Pourtant, imperturbablement, impitoyablement, Kabila poursuit son massacre. Y reste, s’y installe même, s’y sentant manifestement parfaitement à l’aise. Que nous réserve-t-il? Après tout ça, que va-t-il nous dire?
Que ça!
C’est dans les trois dernières phrases de son discours - alors que l’hémicycle nourrit des sentiments contrastés - qu’il fixe.
En trois phrases, il a vidé un nauséabond climat qui durait, depuis plusieurs mois - sinon des années - avait pourri tout, au point que le moindre journaliste ne recherchait que ça! Voici comment il le dit: «Quant à tous ceux qui semblent se préoccuper à longueur de journées de mon avenir politique, je tiens à dire, tout en les en remerciant, que la République Démocratique du Congo est une démocratie constitutionnelle et que toutes les questions pertinentes relatives au sort des Institutions et de leurs animateurs sont réglées de manière satisfaisante par la Constitution».
Puis: «N’ayant jamais été violée, la Constitution sera toujours respectée, et ce, dans toutes ses dispositions».
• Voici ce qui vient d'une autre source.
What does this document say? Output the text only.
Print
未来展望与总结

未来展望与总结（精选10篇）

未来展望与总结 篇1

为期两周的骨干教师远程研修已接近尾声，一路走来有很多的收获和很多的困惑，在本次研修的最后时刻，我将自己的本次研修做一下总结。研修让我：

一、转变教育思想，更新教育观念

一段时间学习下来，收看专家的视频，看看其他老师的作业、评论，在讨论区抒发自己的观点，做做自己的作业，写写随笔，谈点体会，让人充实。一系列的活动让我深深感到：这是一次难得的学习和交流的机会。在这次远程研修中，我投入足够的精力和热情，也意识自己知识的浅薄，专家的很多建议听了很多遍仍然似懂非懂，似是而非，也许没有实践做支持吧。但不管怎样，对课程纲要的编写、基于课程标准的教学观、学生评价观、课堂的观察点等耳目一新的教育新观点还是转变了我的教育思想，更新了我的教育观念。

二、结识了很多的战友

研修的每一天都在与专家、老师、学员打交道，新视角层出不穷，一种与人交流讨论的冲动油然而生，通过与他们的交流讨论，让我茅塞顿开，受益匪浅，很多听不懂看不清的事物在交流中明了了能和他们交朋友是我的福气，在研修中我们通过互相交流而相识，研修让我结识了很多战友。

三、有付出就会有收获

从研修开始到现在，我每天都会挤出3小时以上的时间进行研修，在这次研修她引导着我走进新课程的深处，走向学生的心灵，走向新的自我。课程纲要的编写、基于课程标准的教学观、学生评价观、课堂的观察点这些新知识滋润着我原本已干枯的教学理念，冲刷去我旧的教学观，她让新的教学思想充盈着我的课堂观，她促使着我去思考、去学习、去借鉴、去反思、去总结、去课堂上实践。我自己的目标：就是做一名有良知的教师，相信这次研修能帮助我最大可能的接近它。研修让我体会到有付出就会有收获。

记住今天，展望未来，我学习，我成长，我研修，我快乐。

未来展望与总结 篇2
Puis: «La préoccupation majeure, la seule qui soit légitime, devrait donc être, et demeure plutôt, celle de savoir quel avenir nous voulons offrir au Congo et aux Congolais».
Jamais avant.
Et l’artiste de s’extirper de la scène sur: «Que Dieu bénisse la République Démocratique du Congo»!
Pas avant d’avoir fait un tour de piste - pardon! de podium - en clameur -, la main en l’air pour le salut de triomphe... Puis, descendu dans la salle, de serrer des mains à la première rangée où avaient été installés des VIP. En véritable rock star, à la fin d’un meeting!
Sans aucun doute, jamais - de mémoire d’observateur politique - Kabila n’avait fait vibrer autant la foule en ces lieux.
Craignait-elle une «mauvaise blague» et que la fin étant intervenue sans anicroche - sans l’annonce redoutée, «Comprenez Mon émotion» - l’hémicycle conquis se lâche sur son idole? Le commentaire est sans équivoque.
Quand des officines ont décidé de vous diaboliser, vous avez beau faire, rien à faire. Voilà qui rappelle cette interpellation d’un paysan Nande au Kivu qui s’est trouvé face au Chef de l’état et que le Président de la République raconta un jour aux siens, à la ferme de Kingakati, banlieue-Est de la Capitale.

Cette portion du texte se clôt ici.